When I get this type of thing, i try running the code through gimpels PC-Lint (static code analysis) as it checks different classes of errors to BoundsChecker. If you are using Boundschecker, turn on the memory poisoning options.
You mention AMD CPUs. Have you investigated whether there is a similar graphics card / driver version and / or configuration in place on the machines that crash? Does it always crash on these machines or just occasionally? Maybe run the System Information tool on these machines and see what they have in common,
Sounds like stack corruption to me. My favorite tool to track those down is IDA Pro. Of course you don't have that access to the user's machine.
Some memory checkers have a hard time catching stack corruption ( if it indeed that ). The surest way to get those I think is runtime analysis.
This can also be due to corruption in an exception path, even if the exception was handled. Do you debug with 'catch first-chance exceptions' turned on? You should as long as you can. It does get annoying after a while in many cases.

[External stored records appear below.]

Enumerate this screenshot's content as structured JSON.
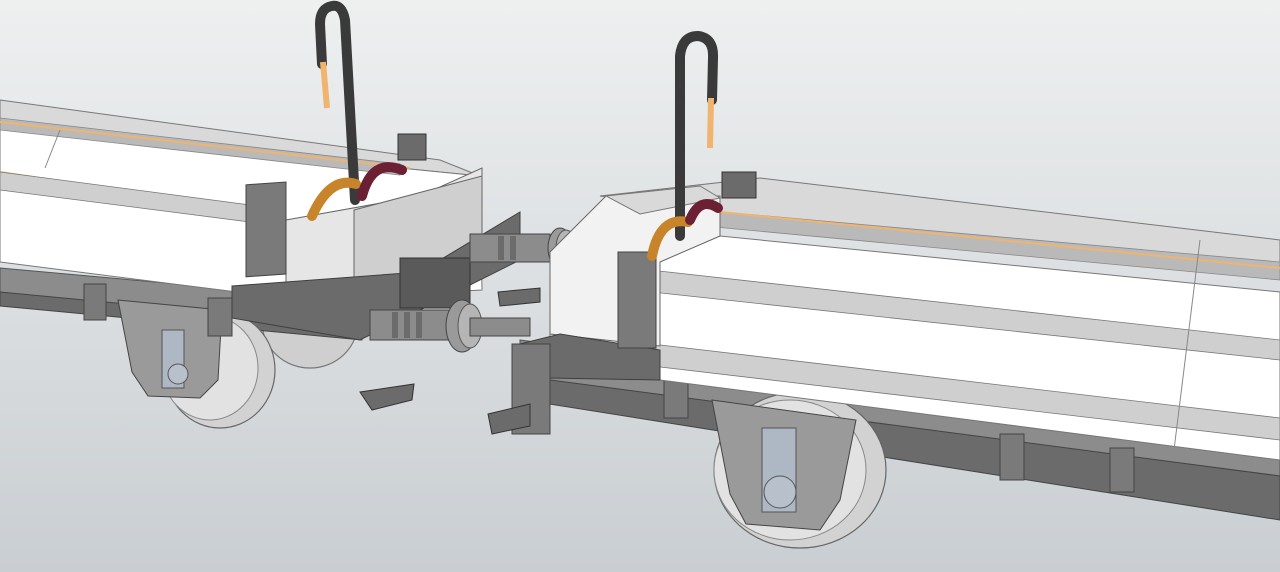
{
  "scene": {
    "background_top": "#eef0f0",
    "background_bottom": "#c9ced2",
    "body_white": "#ffffff",
    "body_light": "#d9d9d9",
    "frame_dark": "#6b6b6b",
    "frame_mid": "#8c8c8c",
    "frame_darker": "#4f4f4f",
    "wheel": "#d2d2d2",
    "axle_blue": "#aeb7c4",
    "pipe_black": "#3a3a3a",
    "pipe_copper": "#c8842a",
    "pipe_maroon": "#6b2033",
    "tip_orange": "#f0b46e",
    "icons": [
      "wagon-left",
      "wagon-right",
      "coupling-buffers",
      "brake-pipe-hooks",
      "wheelsets"
    ]
  }
}
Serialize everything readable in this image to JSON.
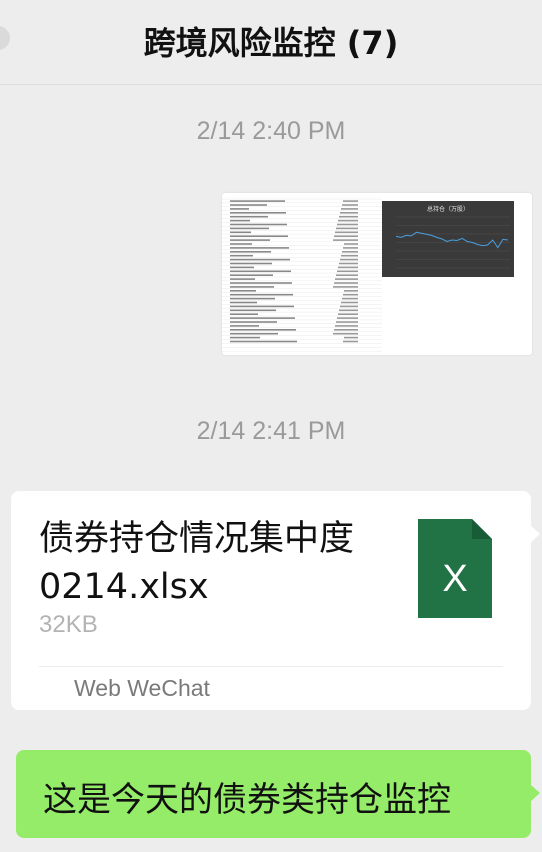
{
  "header": {
    "title": "跨境风险监控 (7)"
  },
  "messages": {
    "time1": "2/14 2:40 PM",
    "time2": "2/14 2:41 PM",
    "image": {
      "chart_title": "总持仓（万股）",
      "chart_data": {
        "type": "line",
        "title": "总持仓（万股）",
        "values": [
          0.62,
          0.6,
          0.64,
          0.63,
          0.7,
          0.68,
          0.66,
          0.64,
          0.6,
          0.57,
          0.52,
          0.55,
          0.54,
          0.58,
          0.52,
          0.5,
          0.46,
          0.44,
          0.45,
          0.55,
          0.4,
          0.56,
          0.55
        ]
      }
    },
    "file": {
      "name": "债券持仓情况集中度 0214.xlsx",
      "size": "32KB",
      "source": "Web WeChat",
      "icon": "excel-file-icon",
      "icon_letter": "X",
      "icon_color": "#217346"
    },
    "text_message": "这是今天的债券类持仓监控"
  },
  "colors": {
    "background": "#ededed",
    "outgoing_bubble": "#95ec69",
    "card": "#ffffff",
    "time_text": "#9a9a9a"
  }
}
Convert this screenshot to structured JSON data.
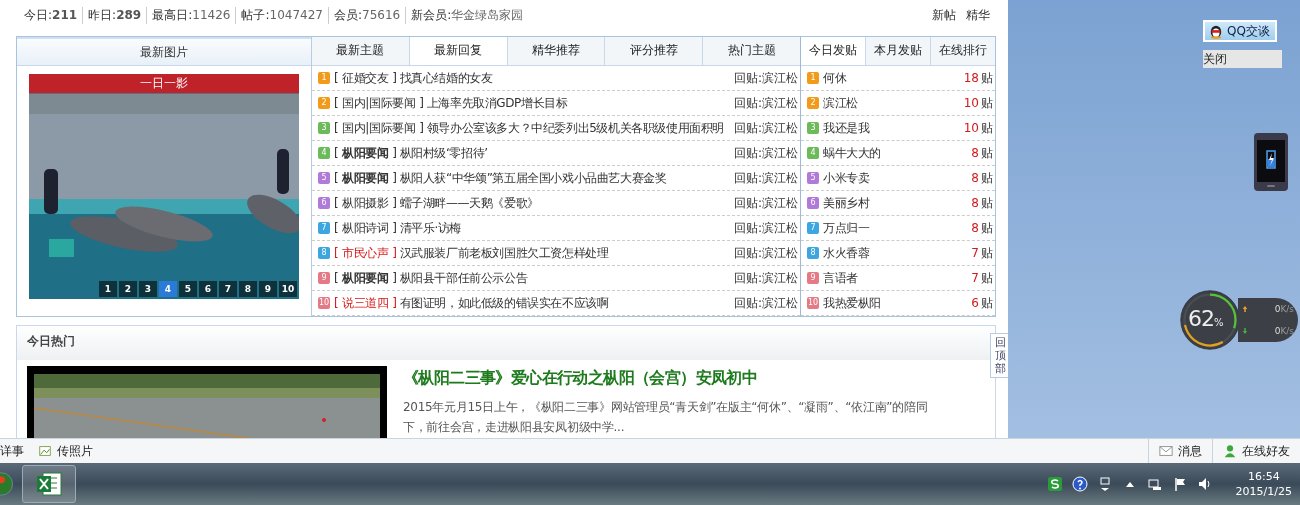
{
  "stats": [
    {
      "label": "今日:",
      "value": "211",
      "emphasis": true
    },
    {
      "label": "昨日:",
      "value": "289",
      "emphasis": true
    },
    {
      "label": "最高日:",
      "value": "11426",
      "emphasis": false
    },
    {
      "label": "帖子:",
      "value": "1047427",
      "emphasis": false
    },
    {
      "label": "会员:",
      "value": "75616",
      "emphasis": false
    },
    {
      "label": "新会员:",
      "value": "华金绿岛家园",
      "emphasis": false
    }
  ],
  "top_links": [
    "新帖",
    "精华"
  ],
  "panel": {
    "picture_header": "最新图片",
    "tabs": [
      {
        "label": "最新主题",
        "selected": false
      },
      {
        "label": "最新回复",
        "selected": true
      },
      {
        "label": "精华推荐",
        "selected": false
      },
      {
        "label": "评分推荐",
        "selected": false
      },
      {
        "label": "热门主题",
        "selected": false
      }
    ],
    "rank_tabs": [
      {
        "label": "今日发贴",
        "selected": true
      },
      {
        "label": "本月发贴",
        "selected": false
      },
      {
        "label": "在线排行",
        "selected": false
      }
    ],
    "slideshow": {
      "caption": "一日一影",
      "pages": [
        {
          "label": "1",
          "selected": false
        },
        {
          "label": "2",
          "selected": false
        },
        {
          "label": "3",
          "selected": false
        },
        {
          "label": "4",
          "selected": true
        },
        {
          "label": "5",
          "selected": false
        },
        {
          "label": "6",
          "selected": false
        },
        {
          "label": "7",
          "selected": false
        },
        {
          "label": "8",
          "selected": false
        },
        {
          "label": "9",
          "selected": false
        },
        {
          "label": "10",
          "selected": false
        }
      ]
    },
    "threads": [
      {
        "rank": "1",
        "color": "#f29a1a",
        "tag": "[ 征婚交友 ]",
        "alert": false,
        "title": "找真心结婚的女友",
        "author": "回贴:滨江松"
      },
      {
        "rank": "2",
        "color": "#f29a1a",
        "tag": "[ 国内|国际要闻 ]",
        "alert": false,
        "title": "上海率先取消GDP增长目标",
        "author": "回贴:滨江松"
      },
      {
        "rank": "3",
        "color": "#6cba5a",
        "tag": "[ 国内|国际要闻 ]",
        "alert": false,
        "title": "领导办公室该多大？中纪委列出5级机关各职级使用面积明",
        "author": "回贴:滨江松"
      },
      {
        "rank": "4",
        "color": "#6cba5a",
        "tag": "[ **枞阳要闻** ]",
        "alert": false,
        "title": "枞阳村级‘零招待’",
        "author": "回贴:滨江松"
      },
      {
        "rank": "5",
        "color": "#b07ad8",
        "tag": "[ **枞阳要闻** ]",
        "alert": false,
        "title": "枞阳人获“中华颂”第五届全国小戏小品曲艺大赛金奖",
        "author": "回贴:滨江松"
      },
      {
        "rank": "6",
        "color": "#b07ad8",
        "tag": "[ 枞阳摄影 ]",
        "alert": false,
        "title": "蠕子湖畔——天鹅《爱歌》",
        "author": "回贴:滨江松"
      },
      {
        "rank": "7",
        "color": "#3ba6e0",
        "tag": "[ 枞阳诗词 ]",
        "alert": false,
        "title": "清平乐·访梅",
        "author": "回贴:滨江松"
      },
      {
        "rank": "8",
        "color": "#3ba6e0",
        "tag": "[ 市民心声 ]",
        "alert": true,
        "title": "汉武服装厂前老板刘国胜欠工资怎样处理",
        "author": "回贴:滨江松"
      },
      {
        "rank": "9",
        "color": "#e47a86",
        "tag": "[ **枞阳要闻** ]",
        "alert": false,
        "title": "枞阳县干部任前公示公告",
        "author": "回贴:滨江松"
      },
      {
        "rank": "10",
        "color": "#e47a86",
        "tag": "[ 说三道四 ]",
        "alert": true,
        "title": "有图证明，如此低级的错误实在不应该啊",
        "author": "回贴:滨江松"
      }
    ],
    "ranking": [
      {
        "rank": "1",
        "color": "#f29a1a",
        "name": "何休",
        "count": "18",
        "unit": "贴"
      },
      {
        "rank": "2",
        "color": "#f29a1a",
        "name": "滨江松",
        "count": "10",
        "unit": "贴"
      },
      {
        "rank": "3",
        "color": "#6cba5a",
        "name": "我还是我",
        "count": "10",
        "unit": "贴"
      },
      {
        "rank": "4",
        "color": "#6cba5a",
        "name": "蜗牛大大的",
        "count": "8",
        "unit": "贴"
      },
      {
        "rank": "5",
        "color": "#b07ad8",
        "name": "小米专卖",
        "count": "8",
        "unit": "贴"
      },
      {
        "rank": "6",
        "color": "#b07ad8",
        "name": "美丽乡村",
        "count": "8",
        "unit": "贴"
      },
      {
        "rank": "7",
        "color": "#3ba6e0",
        "name": "万点归一",
        "count": "8",
        "unit": "贴"
      },
      {
        "rank": "8",
        "color": "#3ba6e0",
        "name": "水火香蓉",
        "count": "7",
        "unit": "贴"
      },
      {
        "rank": "9",
        "color": "#e47a86",
        "name": "言语者",
        "count": "7",
        "unit": "贴"
      },
      {
        "rank": "10",
        "color": "#e47a86",
        "name": "我热爱枞阳",
        "count": "6",
        "unit": "贴"
      }
    ]
  },
  "hot": {
    "header": "今日热门",
    "title": "《枞阳二三事》爱心在行动之枞阳（会宫）安凤初中",
    "summary": "2015年元月15日上午，《枞阳二三事》网站管理员“青天剑”在版主“何休”、“凝雨”、“依江南”的陪同下，前往会宫，走进枞阳县安凤初级中学..."
  },
  "back_to_top": "回顶部",
  "status_bar": {
    "left": [
      "详事",
      "传照片"
    ],
    "right": [
      "消息",
      "在线好友"
    ]
  },
  "desktop": {
    "qq_button": "QQ交谈",
    "close_button": "关闭",
    "meter": {
      "percent": "62",
      "unit": "%",
      "upload": {
        "value": "0",
        "unit": "K/s"
      },
      "download": {
        "value": "0",
        "unit": "K/s"
      }
    }
  },
  "taskbar": {
    "time": "16:54",
    "date": "2015/1/25"
  }
}
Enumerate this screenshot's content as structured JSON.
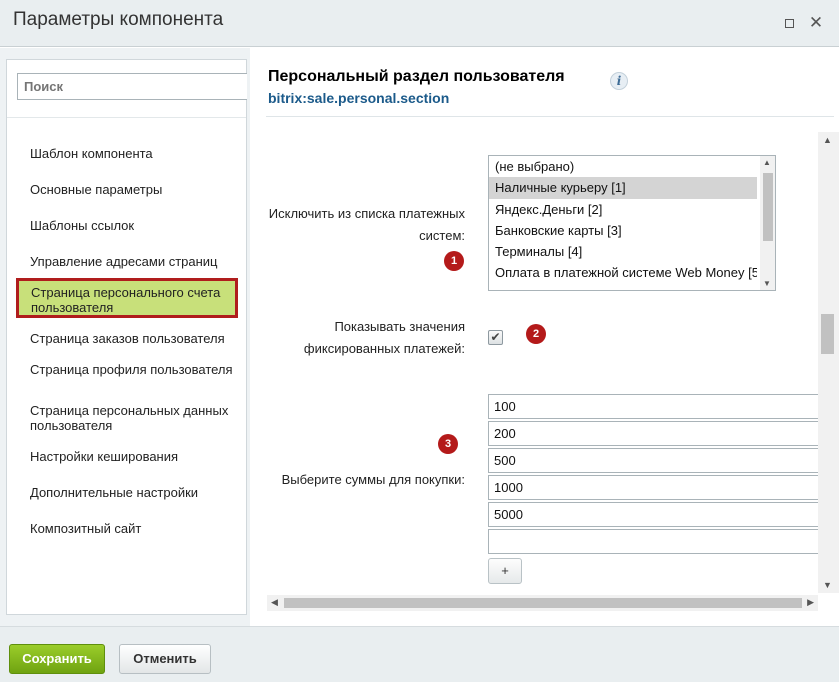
{
  "window": {
    "title": "Параметры компонента",
    "maximize_icon": "maximize-icon",
    "close_icon": "close-icon",
    "close_glyph": "✕"
  },
  "sidebar": {
    "search_placeholder": "Поиск",
    "items": [
      {
        "label": "Шаблон компонента",
        "active": false
      },
      {
        "label": "Основные параметры",
        "active": false
      },
      {
        "label": "Шаблоны ссылок",
        "active": false
      },
      {
        "label": "Управление адресами страниц",
        "active": false
      },
      {
        "label": "Страница персонального счета пользователя",
        "active": true
      },
      {
        "label": "Страница заказов пользователя",
        "active": false
      },
      {
        "label": "Страница профиля пользователя",
        "active": false
      },
      {
        "label": "Страница персональных данных пользователя",
        "active": false
      },
      {
        "label": "Настройки кеширования",
        "active": false
      },
      {
        "label": "Дополнительные настройки",
        "active": false
      },
      {
        "label": "Композитный сайт",
        "active": false
      }
    ],
    "active_border_color": "#b01d1d",
    "active_bg_color": "#c8e07a"
  },
  "main": {
    "heading": "Персональный раздел пользователя",
    "info_icon": "i",
    "component_code": "bitrix:sale.personal.section",
    "fields": {
      "exclude_paysystems": {
        "label": "Исключить из списка платежных систем:",
        "badge": "1",
        "options": [
          {
            "label": "(не выбрано)",
            "selected": false
          },
          {
            "label": "Наличные курьеру [1]",
            "selected": true
          },
          {
            "label": "Яндекс.Деньги [2]",
            "selected": false
          },
          {
            "label": "Банковские карты [3]",
            "selected": false
          },
          {
            "label": "Терминалы [4]",
            "selected": false
          },
          {
            "label": "Оплата в платежной системе Web Money [5",
            "selected": false
          }
        ]
      },
      "show_fixed_payments": {
        "label": "Показывать значения фиксированных платежей:",
        "badge": "2",
        "checked": true,
        "check_glyph": "✔"
      },
      "purchase_amounts": {
        "label": "Выберите суммы для покупки:",
        "badge": "3",
        "values": [
          "100",
          "200",
          "500",
          "1000",
          "5000",
          ""
        ],
        "add_label": "+"
      }
    },
    "badge_color": "#b41a1a"
  },
  "footer": {
    "save_label": "Сохранить",
    "cancel_label": "Отменить",
    "save_color": "#7cb518"
  }
}
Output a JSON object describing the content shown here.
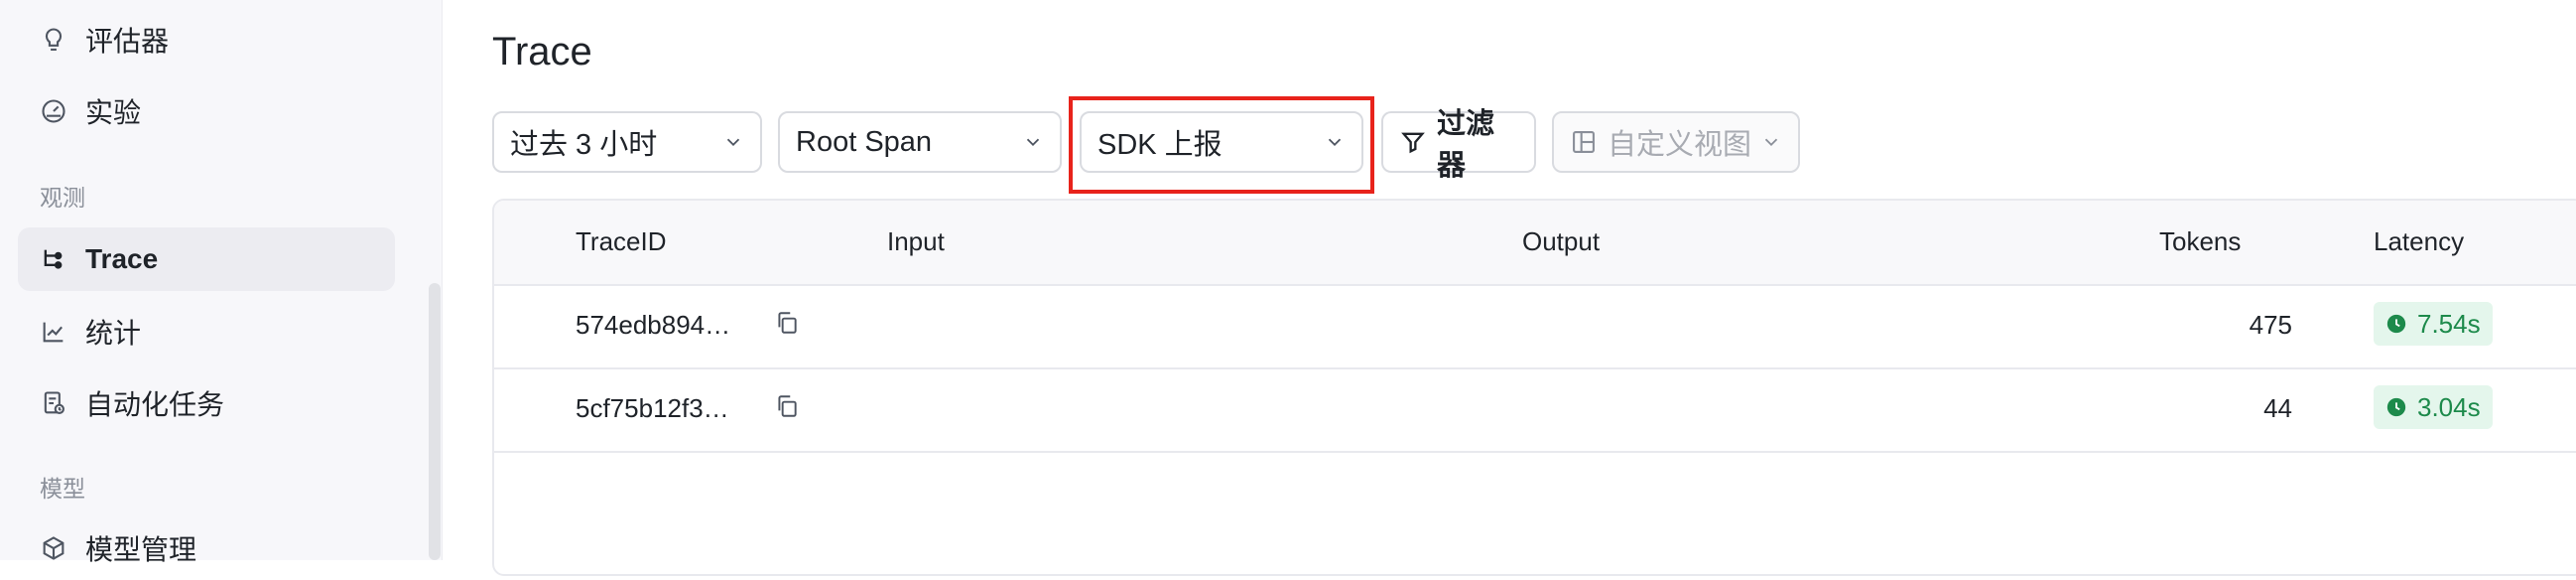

Can you send those users a checked version of your application? Check out Minidump Handle that exception and write out a dump. Then use WinDbg to debug on your end.
Another method is writing very detailed logs. Create a "Log every single action" option, and ask the user to turn that on and send it too you. Dump out memory to the logs. Check out '_CrtDbgReport()' on MSDN.
Good Luck!
EDIT:
Responding to your comment: An error on a local variable declaration is not surprising to me. I've seen this a lot. It's usually due to a corrupted stack.
Some variable on the stack may be running over it's boundaries for example. All hell breaks loose after that. Then stack variable declarations throw random memory errors, virtual tables get corrupted, etc.
Anytime I've seen those for a prolong period of time, I've had to go to IDA Pro. Detailed runtime disassembly debugging is the only thing I know that really gets those reliably.
Many developers use WinDbg for this kind of analysis. That's why I also suggested Minidump.
Try Rational (IBM) PurifyPlus. It catches a lot of errors that BoundsChecker doesn't.